After years of chemical sleuthing, scientists have pinpointed the toxic substance that’s been killing large numbers of coho salmon in Northwest creeks.
It’s 2-anilino-5-([4-methylpentan-2-yl]amino)cyclohexa-2,5-diene-1,4-dione, or 6PPD-quinone for short.
Never heard of it? You’re not alone.
You can’t buy it anywhere. No one manufactures it. And it’s not put into car tires, plastic or any other products that might wind up polluting creeks.
The mysterious substance — purplish-pink when concentrated but invisible when dissolved — was absent from chemical databases that researchers consulted to try to identify the poison lurking in creeks near busy roadways.
“It’s almost like you’re trying to catch a killer,” University of Washington Tacoma environmental chemist Zhenyu Tian said. “Now you have a fingerprint, but the fingerprint just doesn’t match off your criminal database, right?”
Through round after round of painstaking chemical analyses, Tian and his colleagues figured out that a tire-rubber stabilizer called 6PPD degrades into the highly toxic coho killer as tires wear.
“You put this chemical, this transformation product, into a fish tank, and coho die, like, really fast,” Tian said.
Nearly all tires worldwide contain 6PPD and shed the toxic 6PPD-quinone.
“It’s used to prevent degradation and cracking of the rubber compounds, which is critical for tire safety,” said attorney Sarah Amick with the U.S. Tire Manufacturers Association.
The preservative protects tire rubber from the damaging effects of ozone in the air by reacting first with the ozone. But in doing so, it turns into a coho killer.
Runoff from pavement carries a stew of thousands of different, mostly unidentified, chemicals into nearby waters: from motor oil, antifreeze, brake linings, tire dust and more.
That runoff is the main source of toxic pollution in Puget Sound, where fish in urban bays often have tumors and lesions.
Ocean-roaming coho salmon find their way home to freshwater to spawn each fall as autumn rains cause coastal creeks to rise.
But up to 90% of the returning fish die, gasping for breath and swimming aimlessly in the creeks before they are able to spawn.
Nabbing the coho killer is the fruit of decades of work by dozens of researchers.
The new paper in the journal Science lists 27 chemists, biologists and engineers as coauthors.
Coho salmon were first observed behaving strangely and dying in creeks in Bellingham and Seattle in the 1980s.
By 2018, scientists at the University of Washington and Washington State University had zeroed in on car tires as the apparent source of the problem, but even the tread on a single car tire can be a hodgepodge of hundreds of different substances.
Tian and colleagues spent two years analyzing a laboratory tea they made from tire crumbs. They sorted the watery mishmash of hundreds of chemicals into ever-smaller fractions to single out which were lethal to suburban salmon and which weren’t.
“The detective work they did to find the compound was really excellent,” said environmental engineer Tom Young with the University of California, Davis.
He said the sleuthing, using high-resolution mass spectrometry and other sophisticated, time-consuming techniques, is nothing like crime-solving shows on TV, where a star pops a sample in a machine and the name of the compound simply pops up on the screen.
“It took an immense amount of work,” Young said.
Young was not involved in the coho study but said he wants to do follow-up research, including looking at the toxicity of 6PPD-quinone on other species, including humans.
He said the toxic effects of chemicals vary widely from species to species.
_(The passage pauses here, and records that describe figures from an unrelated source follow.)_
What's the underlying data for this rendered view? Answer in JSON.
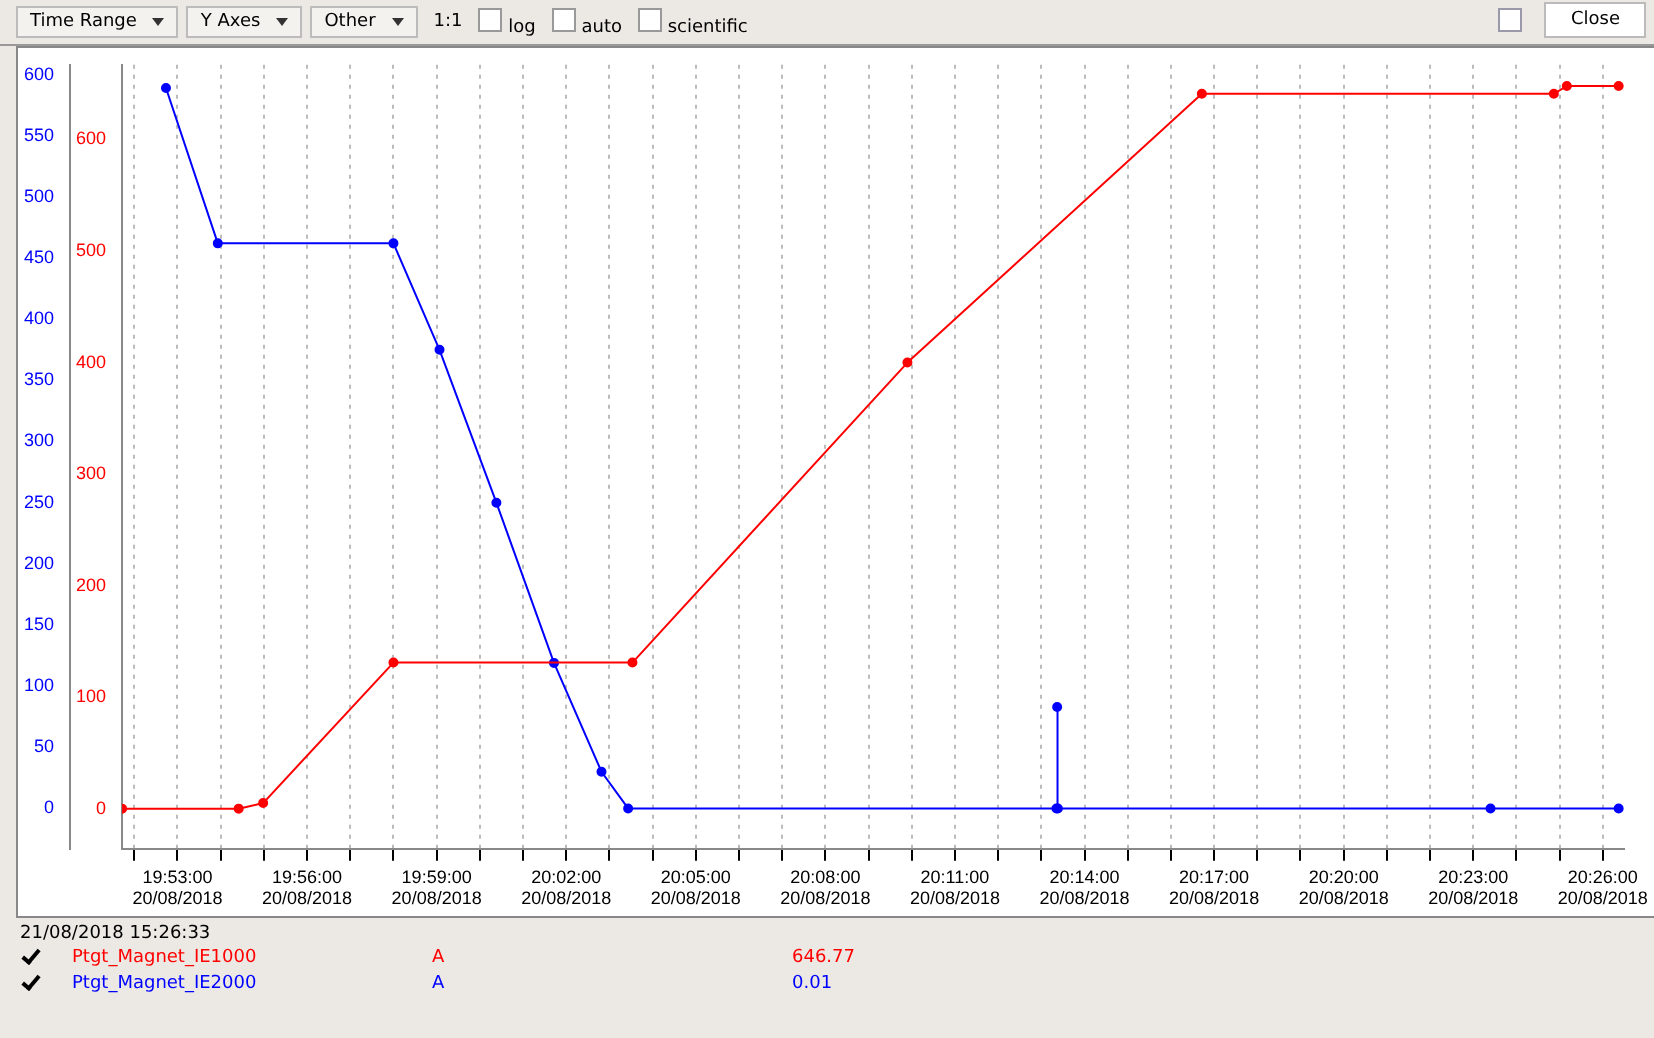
{
  "chart_data": {
    "type": "line",
    "marker": "circle",
    "line_style": "solid",
    "grid": "x",
    "legend": "bottom",
    "xlim": [
      "2018-08-20T19:51:43",
      "2018-08-20T20:26:30"
    ],
    "xticks": [
      {
        "value": "2018-08-20T19:52",
        "label": null
      },
      {
        "value": "2018-08-20T19:53",
        "label": "19:53:00\n20/08/2018"
      },
      {
        "value": "2018-08-20T19:54",
        "label": null
      },
      {
        "value": "2018-08-20T19:55",
        "label": null
      },
      {
        "value": "2018-08-20T19:56",
        "label": "19:56:00\n20/08/2018"
      },
      {
        "value": "2018-08-20T19:57",
        "label": null
      },
      {
        "value": "2018-08-20T19:58",
        "label": null
      },
      {
        "value": "2018-08-20T19:59",
        "label": "19:59:00\n20/08/2018"
      },
      {
        "value": "2018-08-20T20:00",
        "label": null
      },
      {
        "value": "2018-08-20T20:01",
        "label": null
      },
      {
        "value": "2018-08-20T20:02",
        "label": "20:02:00\n20/08/2018"
      },
      {
        "value": "2018-08-20T20:03",
        "label": null
      },
      {
        "value": "2018-08-20T20:04",
        "label": null
      },
      {
        "value": "2018-08-20T20:05",
        "label": "20:05:00\n20/08/2018"
      },
      {
        "value": "2018-08-20T20:06",
        "label": null
      },
      {
        "value": "2018-08-20T20:07",
        "label": null
      },
      {
        "value": "2018-08-20T20:08",
        "label": "20:08:00\n20/08/2018"
      },
      {
        "value": "2018-08-20T20:09",
        "label": null
      },
      {
        "value": "2018-08-20T20:10",
        "label": null
      },
      {
        "value": "2018-08-20T20:11",
        "label": "20:11:00\n20/08/2018"
      },
      {
        "value": "2018-08-20T20:12",
        "label": null
      },
      {
        "value": "2018-08-20T20:13",
        "label": null
      },
      {
        "value": "2018-08-20T20:14",
        "label": "20:14:00\n20/08/2018"
      },
      {
        "value": "2018-08-20T20:15",
        "label": null
      },
      {
        "value": "2018-08-20T20:16",
        "label": null
      },
      {
        "value": "2018-08-20T20:17",
        "label": "20:17:00\n20/08/2018"
      },
      {
        "value": "2018-08-20T20:18",
        "label": null
      },
      {
        "value": "2018-08-20T20:19",
        "label": null
      },
      {
        "value": "2018-08-20T20:20",
        "label": "20:20:00\n20/08/2018"
      },
      {
        "value": "2018-08-20T20:21",
        "label": null
      },
      {
        "value": "2018-08-20T20:22",
        "label": null
      },
      {
        "value": "2018-08-20T20:23",
        "label": "20:23:00\n20/08/2018"
      },
      {
        "value": "2018-08-20T20:24",
        "label": null
      },
      {
        "value": "2018-08-20T20:25",
        "label": null
      },
      {
        "value": "2018-08-20T20:26",
        "label": "20:26:00\n20/08/2018"
      }
    ],
    "ylim": [
      -33,
      608
    ],
    "yticks": [
      0,
      50,
      100,
      150,
      200,
      250,
      300,
      350,
      400,
      450,
      500,
      550,
      600
    ],
    "y2lim": [
      -36,
      667
    ],
    "y2ticks": [
      0,
      100,
      200,
      300,
      400,
      500,
      600
    ],
    "series": [
      {
        "name": "Ptgt_Magnet_IE1000",
        "color": "#ff0000",
        "axis": "y2",
        "x": [
          "2018-08-20T19:51:43",
          "2018-08-20T19:54:25",
          "2018-08-20T19:54:59",
          "2018-08-20T19:58:00",
          "2018-08-20T20:03:32",
          "2018-08-20T20:09:54",
          "2018-08-20T20:16:43",
          "2018-08-20T20:24:52",
          "2018-08-20T20:25:10",
          "2018-08-20T20:26:22"
        ],
        "values": [
          0,
          0,
          5,
          131,
          131,
          400,
          641,
          641,
          648,
          648
        ]
      },
      {
        "name": "Ptgt_Magnet_IE2000",
        "color": "#0000ff",
        "axis": "y",
        "x": [
          "2018-08-20T19:52:44",
          "2018-08-20T19:53:56",
          "2018-08-20T19:58:00",
          "2018-08-20T19:59:04",
          "2018-08-20T20:00:23",
          "2018-08-20T20:01:43",
          "2018-08-20T20:02:49",
          "2018-08-20T20:03:26",
          "2018-08-20T20:13:21",
          "2018-08-20T20:13:22",
          "2018-08-20T20:13:23",
          "2018-08-20T20:23:24",
          "2018-08-20T20:26:22"
        ],
        "values": [
          589,
          462,
          462,
          375,
          250,
          119,
          30,
          0,
          0,
          83,
          0,
          0,
          0
        ]
      }
    ],
    "annotations": [
      "Time Range",
      "Y Axes",
      "Other",
      "1:1",
      "log",
      "auto",
      "scientific",
      "Close",
      "21/08/2018 15:26:33",
      "A",
      "646.77",
      "A",
      "0.01"
    ]
  }
}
Tire crumbs are widely used for artificial-turf playing fields.
Young said industry and its regulators should not be demonized as a result of this work.
“I don’t think anybody could’ve necessarily anticipated this,” he said.
“Anticipating all possible breakdown products of a compound is beyond the scope of what we do when we test chemicals for environmental safety,” Young said.
“We’ve spent a lot of time and effort making sure tires are safe for people,” study co-author Ed Kolodziej of the University of Washington said. “They last a long time. They keep people safe. Now getting to the point where they’re not just safe for people but also safe for salmon and other fish, I think should be a priority.”
In a phone interview, Amick, the tire-industry attorney, repeatedly referred to the research as “preliminary,” “initial,” and “early.”
“We feel it’s premature to be talking about alternatives when, again, the study is preliminary,” Amick, said.
She called for more street sweeping and the use of techniques like rain gardens and bioswales to naturally filter stormwater runoff before it reaches waterways.
Tian said it would be difficult to install bioswales along all roads, but they could help reduce the toll on salmon in key locations.
Wear and tear on car tires on U.S. roads sends 1.5 million tons a year of microplastics into the environment, Dutch researchers estimated in 2017.
That works out to 10 pounds for every person in the United States, more than twice as much as any of the 12 other countries the researchers studied.